I ate at PDQ for lunch the other day -- with “PDQ” pretending to stand for “People Dedicated to Quality” when everyone knows it secretly stands for “Pretty Damn Quick” -- and pretty damn quick they were. So quick, in fact, that my order was ready and my name called before I had even paid for the meal.

And it got me thinking: This is what the RTB ecosystem should be like. I could have gone and examined the chicken strips I ordered to make sure that I had indeed received five of them, that they were sufficiently plump, that the restaurant hadn’t slipped in a microscopic strip while trying to pass it off as a full strip, etc.

Of course, I didn’t do any of this, and by the time I had drawn the connection between what had just happened and the RTB ad world, two of my five strips were gone anyway. But that didn’t change the fact that I could have done all of those things, and so can you. (Substituting chicken for ads, of course.)

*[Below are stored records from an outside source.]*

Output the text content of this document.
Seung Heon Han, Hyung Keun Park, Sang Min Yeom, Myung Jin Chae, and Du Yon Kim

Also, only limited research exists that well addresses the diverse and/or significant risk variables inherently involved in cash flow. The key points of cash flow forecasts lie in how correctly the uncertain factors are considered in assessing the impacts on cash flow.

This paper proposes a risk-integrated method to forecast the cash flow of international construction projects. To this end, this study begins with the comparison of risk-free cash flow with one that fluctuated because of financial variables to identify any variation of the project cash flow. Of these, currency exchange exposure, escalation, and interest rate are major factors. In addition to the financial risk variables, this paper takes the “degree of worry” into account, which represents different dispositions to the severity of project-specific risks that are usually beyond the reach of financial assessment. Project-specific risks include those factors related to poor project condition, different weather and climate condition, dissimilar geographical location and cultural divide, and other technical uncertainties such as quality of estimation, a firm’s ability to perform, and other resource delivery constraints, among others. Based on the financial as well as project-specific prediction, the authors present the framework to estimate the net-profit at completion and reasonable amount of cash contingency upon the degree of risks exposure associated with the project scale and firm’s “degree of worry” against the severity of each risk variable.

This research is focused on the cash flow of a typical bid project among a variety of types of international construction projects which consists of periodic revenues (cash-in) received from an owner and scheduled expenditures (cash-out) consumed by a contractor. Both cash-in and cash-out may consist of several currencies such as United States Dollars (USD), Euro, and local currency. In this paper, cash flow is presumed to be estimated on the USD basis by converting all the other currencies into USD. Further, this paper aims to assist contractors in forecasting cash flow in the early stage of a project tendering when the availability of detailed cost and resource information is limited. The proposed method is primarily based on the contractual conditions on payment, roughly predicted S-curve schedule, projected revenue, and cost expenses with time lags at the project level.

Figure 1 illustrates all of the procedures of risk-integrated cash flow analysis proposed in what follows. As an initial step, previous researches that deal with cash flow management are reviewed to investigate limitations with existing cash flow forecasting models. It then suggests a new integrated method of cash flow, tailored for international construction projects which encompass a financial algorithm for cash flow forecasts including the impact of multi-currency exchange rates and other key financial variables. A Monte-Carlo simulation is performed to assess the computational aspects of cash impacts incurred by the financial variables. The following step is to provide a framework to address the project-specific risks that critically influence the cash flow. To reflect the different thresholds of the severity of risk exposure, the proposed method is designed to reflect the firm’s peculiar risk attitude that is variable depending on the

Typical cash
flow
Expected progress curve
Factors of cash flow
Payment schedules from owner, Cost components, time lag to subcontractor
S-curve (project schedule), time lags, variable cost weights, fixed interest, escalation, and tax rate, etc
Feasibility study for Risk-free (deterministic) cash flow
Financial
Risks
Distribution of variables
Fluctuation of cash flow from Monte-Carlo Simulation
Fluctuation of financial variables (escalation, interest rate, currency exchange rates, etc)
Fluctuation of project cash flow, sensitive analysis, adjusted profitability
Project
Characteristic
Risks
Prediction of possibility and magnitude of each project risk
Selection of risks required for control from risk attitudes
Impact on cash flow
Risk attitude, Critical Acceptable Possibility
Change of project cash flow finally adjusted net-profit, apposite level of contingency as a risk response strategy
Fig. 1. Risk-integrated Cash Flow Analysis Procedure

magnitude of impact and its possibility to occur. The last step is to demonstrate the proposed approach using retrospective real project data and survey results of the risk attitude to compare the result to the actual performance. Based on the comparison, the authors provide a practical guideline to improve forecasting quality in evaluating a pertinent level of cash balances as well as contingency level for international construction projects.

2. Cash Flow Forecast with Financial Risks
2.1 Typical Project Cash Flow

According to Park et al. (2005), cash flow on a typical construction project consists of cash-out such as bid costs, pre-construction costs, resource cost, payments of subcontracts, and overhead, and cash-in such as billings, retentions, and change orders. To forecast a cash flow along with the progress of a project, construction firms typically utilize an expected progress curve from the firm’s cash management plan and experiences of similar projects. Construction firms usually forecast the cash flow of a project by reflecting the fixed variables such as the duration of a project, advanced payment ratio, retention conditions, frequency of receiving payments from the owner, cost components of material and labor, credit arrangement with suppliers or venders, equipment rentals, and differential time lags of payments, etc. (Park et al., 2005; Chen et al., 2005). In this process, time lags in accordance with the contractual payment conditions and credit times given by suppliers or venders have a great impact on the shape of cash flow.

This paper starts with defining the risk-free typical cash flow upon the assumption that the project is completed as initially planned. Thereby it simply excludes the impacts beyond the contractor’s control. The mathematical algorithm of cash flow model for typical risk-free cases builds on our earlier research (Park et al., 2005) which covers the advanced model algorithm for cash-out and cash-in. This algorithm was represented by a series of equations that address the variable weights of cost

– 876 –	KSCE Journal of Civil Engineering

Why don’t more RTB ad exchanges only charge once the buyers know what they are buying? Some do -- like the exchanges cropping up that only charge advertisers if the ad has been deemed viewable -- but most don’t. Why don’t buyers demand this?

This is relatable to the industry’s transparency and quality versus quantity debates. Transparency concerns -- that is, marketers feeling like they aren’t receiving sufficient information about ad buys from partners -- routinely rank at or near the top of issues marketers most worry about.

The parallel is not perfect, I admit. When you buy food from a fast food restaurant, it isn’t going anywhere unless you eat it, throw it away or give it away. In short, you are in control of what you bought.

When you buy ad inventory from a digital publisher, that inventory could easily disappear if the consumer suffers from banner blindness or decides to scroll or tab away. The consumer is the one that ultimately swings the gavel. (Some companies, such as Clearstream, are attempting to keep the power in the hands of the advertiser by forcing ads to be fully viewed before the consumer can reach their desired content.)

With the ad industry projected to, and actively attempting to, push programmatic technologies into more premium ad environments, it’s becoming more evident that in order for this flight to quality to succeed, marketers must first be able to look at the chicken strips they are buying before writing the check.